Fuite d’un document du CPAS: « Il ne faut pas voir le revenu d’intégration comme un hamac »
Une attestation de revenus divulguée sur les réseaux sociaux et adressée à une cliente du CPAS issue de l’immigration suscite l’émoi en Flandre. Le gouvernement serait trop généreux envers ses concitoyens (issus de l’immigration) qui ne travaillent pas, tandis que les Flamands qui travaillent dur ou qui sont retraités seraient laissés pour compte – du moins selon certains utilisateurs des réseaux sociaux. « Nos allocations ne sont pas si généreuses, et un revenu d’intégration ne doit pas non plus être considéré comme un hamac », rétorque le professeur de politique sociale Wim Van Lancker (KULeuven).
Diffusée sur les réseaux sociaux, la lettre datée du 7 septembre 2022 et adressée à la cliente d’un CPAS énumère les montants auxquels la cliente aurait droit :
– revenu d’intégration: 1537,90 euros par mois
– groeipakket (les anciennes allocations familiales): 848,55 euros par mois
– allocation de logement: 263,11 euros par mois (« si les conditions sont respectées », est-il précisé)
L’une des versions qui circulent reprend et additionne les montants figurant au bas de la lettre. Le total est de 2649,56 euros par mois.
« Il faut être fou pour travailler »: voilà la phrase qui résume beaucoup de réactions sur Facebook et Twitter. Le professeur de politique sociale Wim Van Lancker (KULeuven) a également lu la lettre divulguée et les réactions qu’elle a suscitées. « Il ne s’agit pas d’une fraude ou d’une aberration du système, mais de l’application normale de la législation », souligne-t-il lors d’un entretien accordé à Knack. « Les montants en question ne sont d’ailleurs pas si généreux. »
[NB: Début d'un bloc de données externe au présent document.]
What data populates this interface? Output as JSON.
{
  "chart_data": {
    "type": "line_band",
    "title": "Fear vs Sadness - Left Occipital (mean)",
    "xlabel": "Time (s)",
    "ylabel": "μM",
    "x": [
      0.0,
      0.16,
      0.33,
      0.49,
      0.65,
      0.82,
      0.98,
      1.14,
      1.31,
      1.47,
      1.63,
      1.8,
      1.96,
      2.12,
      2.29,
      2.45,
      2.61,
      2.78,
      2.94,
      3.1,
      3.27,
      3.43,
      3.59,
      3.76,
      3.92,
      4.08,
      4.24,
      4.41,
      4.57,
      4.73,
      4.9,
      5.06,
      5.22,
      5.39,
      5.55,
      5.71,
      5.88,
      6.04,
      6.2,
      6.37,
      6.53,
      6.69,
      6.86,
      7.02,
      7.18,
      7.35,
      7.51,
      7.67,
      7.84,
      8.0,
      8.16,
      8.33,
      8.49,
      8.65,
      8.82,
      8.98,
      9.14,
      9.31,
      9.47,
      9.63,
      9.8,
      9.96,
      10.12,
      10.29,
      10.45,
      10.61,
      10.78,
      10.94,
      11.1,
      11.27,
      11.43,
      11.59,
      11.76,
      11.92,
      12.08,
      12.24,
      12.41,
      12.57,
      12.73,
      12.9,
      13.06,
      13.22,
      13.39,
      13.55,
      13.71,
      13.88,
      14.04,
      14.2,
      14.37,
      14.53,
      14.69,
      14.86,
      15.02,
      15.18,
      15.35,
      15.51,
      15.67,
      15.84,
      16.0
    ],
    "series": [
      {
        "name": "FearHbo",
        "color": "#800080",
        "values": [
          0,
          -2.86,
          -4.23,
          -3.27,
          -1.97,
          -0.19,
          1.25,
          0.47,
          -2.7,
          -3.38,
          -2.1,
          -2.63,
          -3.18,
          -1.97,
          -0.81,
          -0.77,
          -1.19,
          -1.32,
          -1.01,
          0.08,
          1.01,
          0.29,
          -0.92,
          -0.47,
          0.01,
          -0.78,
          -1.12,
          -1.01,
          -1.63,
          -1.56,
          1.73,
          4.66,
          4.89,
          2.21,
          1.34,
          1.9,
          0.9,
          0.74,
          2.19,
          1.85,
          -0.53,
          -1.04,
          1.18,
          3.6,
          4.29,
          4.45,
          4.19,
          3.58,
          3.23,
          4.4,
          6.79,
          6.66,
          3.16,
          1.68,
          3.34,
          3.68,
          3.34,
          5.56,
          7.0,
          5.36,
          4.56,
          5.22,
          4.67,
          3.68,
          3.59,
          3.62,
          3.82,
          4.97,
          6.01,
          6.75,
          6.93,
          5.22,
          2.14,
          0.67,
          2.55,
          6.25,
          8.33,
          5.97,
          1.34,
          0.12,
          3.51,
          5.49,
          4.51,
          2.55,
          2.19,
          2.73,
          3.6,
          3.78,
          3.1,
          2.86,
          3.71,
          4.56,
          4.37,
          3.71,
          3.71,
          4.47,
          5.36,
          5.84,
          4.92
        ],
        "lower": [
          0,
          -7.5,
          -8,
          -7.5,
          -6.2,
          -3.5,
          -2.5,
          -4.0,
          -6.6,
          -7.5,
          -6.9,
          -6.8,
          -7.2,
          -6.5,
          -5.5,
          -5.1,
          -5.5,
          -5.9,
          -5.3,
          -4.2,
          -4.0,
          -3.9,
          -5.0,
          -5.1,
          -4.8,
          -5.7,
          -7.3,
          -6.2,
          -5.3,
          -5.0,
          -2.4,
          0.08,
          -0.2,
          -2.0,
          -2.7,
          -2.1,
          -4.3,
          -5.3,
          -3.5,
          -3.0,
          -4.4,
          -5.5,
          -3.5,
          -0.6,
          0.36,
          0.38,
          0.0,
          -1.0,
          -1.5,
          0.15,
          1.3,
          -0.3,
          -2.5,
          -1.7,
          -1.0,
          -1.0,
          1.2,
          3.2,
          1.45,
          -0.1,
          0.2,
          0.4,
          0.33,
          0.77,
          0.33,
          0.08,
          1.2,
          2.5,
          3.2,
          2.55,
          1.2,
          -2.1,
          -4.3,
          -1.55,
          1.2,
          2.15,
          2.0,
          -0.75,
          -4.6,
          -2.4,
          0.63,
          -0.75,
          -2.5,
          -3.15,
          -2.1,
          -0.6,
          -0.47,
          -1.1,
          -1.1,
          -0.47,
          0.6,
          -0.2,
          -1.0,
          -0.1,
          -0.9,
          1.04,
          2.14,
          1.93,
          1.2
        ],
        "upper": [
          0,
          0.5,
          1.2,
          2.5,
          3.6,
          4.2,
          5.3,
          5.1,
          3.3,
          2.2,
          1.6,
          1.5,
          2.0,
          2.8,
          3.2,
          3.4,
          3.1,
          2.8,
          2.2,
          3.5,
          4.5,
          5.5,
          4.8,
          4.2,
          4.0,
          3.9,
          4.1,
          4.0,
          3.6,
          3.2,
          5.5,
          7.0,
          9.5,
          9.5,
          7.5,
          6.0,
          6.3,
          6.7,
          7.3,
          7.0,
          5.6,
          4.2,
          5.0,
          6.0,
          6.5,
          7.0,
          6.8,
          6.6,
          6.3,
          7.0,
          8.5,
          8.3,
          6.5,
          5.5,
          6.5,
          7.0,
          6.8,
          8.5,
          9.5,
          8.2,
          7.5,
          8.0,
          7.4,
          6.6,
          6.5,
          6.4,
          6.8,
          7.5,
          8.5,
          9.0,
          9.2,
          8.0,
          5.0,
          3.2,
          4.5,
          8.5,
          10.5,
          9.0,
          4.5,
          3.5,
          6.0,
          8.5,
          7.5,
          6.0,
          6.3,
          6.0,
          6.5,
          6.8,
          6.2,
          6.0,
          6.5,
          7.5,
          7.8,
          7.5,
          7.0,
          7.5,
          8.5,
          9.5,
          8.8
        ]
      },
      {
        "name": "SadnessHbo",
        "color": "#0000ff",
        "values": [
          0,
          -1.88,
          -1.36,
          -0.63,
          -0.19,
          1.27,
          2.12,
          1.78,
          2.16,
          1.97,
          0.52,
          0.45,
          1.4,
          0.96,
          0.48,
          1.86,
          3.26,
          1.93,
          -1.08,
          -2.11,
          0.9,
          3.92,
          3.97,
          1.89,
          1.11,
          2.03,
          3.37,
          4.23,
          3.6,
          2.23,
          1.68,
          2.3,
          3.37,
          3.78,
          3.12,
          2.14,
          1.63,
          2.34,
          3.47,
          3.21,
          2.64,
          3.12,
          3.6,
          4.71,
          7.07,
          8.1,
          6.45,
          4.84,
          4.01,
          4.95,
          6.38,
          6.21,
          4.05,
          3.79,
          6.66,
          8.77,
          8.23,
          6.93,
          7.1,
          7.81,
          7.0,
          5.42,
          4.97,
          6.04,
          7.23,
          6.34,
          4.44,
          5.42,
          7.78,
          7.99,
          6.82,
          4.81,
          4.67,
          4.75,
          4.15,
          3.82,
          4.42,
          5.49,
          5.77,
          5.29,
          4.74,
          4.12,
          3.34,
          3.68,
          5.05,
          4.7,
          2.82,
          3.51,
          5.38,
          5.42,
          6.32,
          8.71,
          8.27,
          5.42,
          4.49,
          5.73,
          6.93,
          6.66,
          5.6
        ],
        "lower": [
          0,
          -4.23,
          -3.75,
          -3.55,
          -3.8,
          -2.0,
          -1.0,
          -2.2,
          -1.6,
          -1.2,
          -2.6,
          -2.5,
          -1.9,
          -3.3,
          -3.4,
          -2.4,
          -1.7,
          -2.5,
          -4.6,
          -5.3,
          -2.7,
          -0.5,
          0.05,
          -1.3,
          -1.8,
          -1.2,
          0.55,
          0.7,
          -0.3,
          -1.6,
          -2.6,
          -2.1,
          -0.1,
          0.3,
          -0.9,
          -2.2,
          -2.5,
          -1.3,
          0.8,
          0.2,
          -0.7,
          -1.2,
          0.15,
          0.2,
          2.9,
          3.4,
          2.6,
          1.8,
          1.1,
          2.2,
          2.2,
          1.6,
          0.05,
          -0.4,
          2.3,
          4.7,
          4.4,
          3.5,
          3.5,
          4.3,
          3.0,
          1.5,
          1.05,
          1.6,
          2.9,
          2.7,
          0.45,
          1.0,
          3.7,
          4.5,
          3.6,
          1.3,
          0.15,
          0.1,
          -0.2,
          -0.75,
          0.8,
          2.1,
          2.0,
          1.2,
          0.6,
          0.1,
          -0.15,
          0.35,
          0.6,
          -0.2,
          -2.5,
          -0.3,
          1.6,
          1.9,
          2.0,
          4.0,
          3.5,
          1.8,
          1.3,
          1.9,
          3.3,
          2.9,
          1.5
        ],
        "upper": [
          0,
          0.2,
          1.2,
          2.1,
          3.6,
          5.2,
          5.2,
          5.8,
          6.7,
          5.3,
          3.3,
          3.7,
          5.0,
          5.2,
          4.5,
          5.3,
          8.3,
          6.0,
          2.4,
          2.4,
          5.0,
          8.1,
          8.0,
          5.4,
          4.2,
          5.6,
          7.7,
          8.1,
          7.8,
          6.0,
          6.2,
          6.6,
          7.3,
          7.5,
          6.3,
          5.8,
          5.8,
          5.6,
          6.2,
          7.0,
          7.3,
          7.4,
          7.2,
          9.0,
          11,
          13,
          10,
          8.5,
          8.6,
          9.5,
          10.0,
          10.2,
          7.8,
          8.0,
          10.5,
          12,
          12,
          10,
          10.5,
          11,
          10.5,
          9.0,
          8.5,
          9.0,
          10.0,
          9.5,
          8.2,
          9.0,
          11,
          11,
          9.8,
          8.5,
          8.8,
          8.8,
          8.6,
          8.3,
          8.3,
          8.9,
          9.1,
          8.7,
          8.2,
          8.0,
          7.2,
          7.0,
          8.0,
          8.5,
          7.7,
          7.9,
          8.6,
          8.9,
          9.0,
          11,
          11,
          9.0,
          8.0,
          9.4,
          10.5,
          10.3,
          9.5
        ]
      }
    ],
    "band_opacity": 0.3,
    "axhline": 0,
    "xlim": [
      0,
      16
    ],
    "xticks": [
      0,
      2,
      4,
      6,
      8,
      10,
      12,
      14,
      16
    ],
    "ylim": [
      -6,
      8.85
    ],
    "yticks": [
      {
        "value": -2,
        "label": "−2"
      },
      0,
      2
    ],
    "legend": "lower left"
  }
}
Selon certains, la dame percevrait un revenu d’intégration supérieur à celui de certains travailleurs. Est-ce vrai ?
Wim Van Lancker : Il y a trois catégories de bénéficiaires du revenu d’intégration: un cohabitant, qui partage les dépenses du ménage avec une autre personne, perçoit 758,64 euros par mois, une personne seule 1137,97 euros par mois, et un cohabitant avec une charge familiale a droit à 1537,90 euros par mois. La dame concernée appartient à cette dernière catégorie. Elle a des enfants à charge et vit seule avec ses enfants ou avec une personne sans revenu. Le nombre d’enfants n’a pas d’incidence sur le montant du revenu d’intégration. Ces montants sont donc les mêmes pour toutes les personnes ayant droit à un revenu d’intégration et dépendent uniquement de la composition de la famille. D’ailleurs, notre revenu d’intégration n’est pas si généreux. Par rapport aux Pays-Bas, par exemple, il est même plutôt pingre.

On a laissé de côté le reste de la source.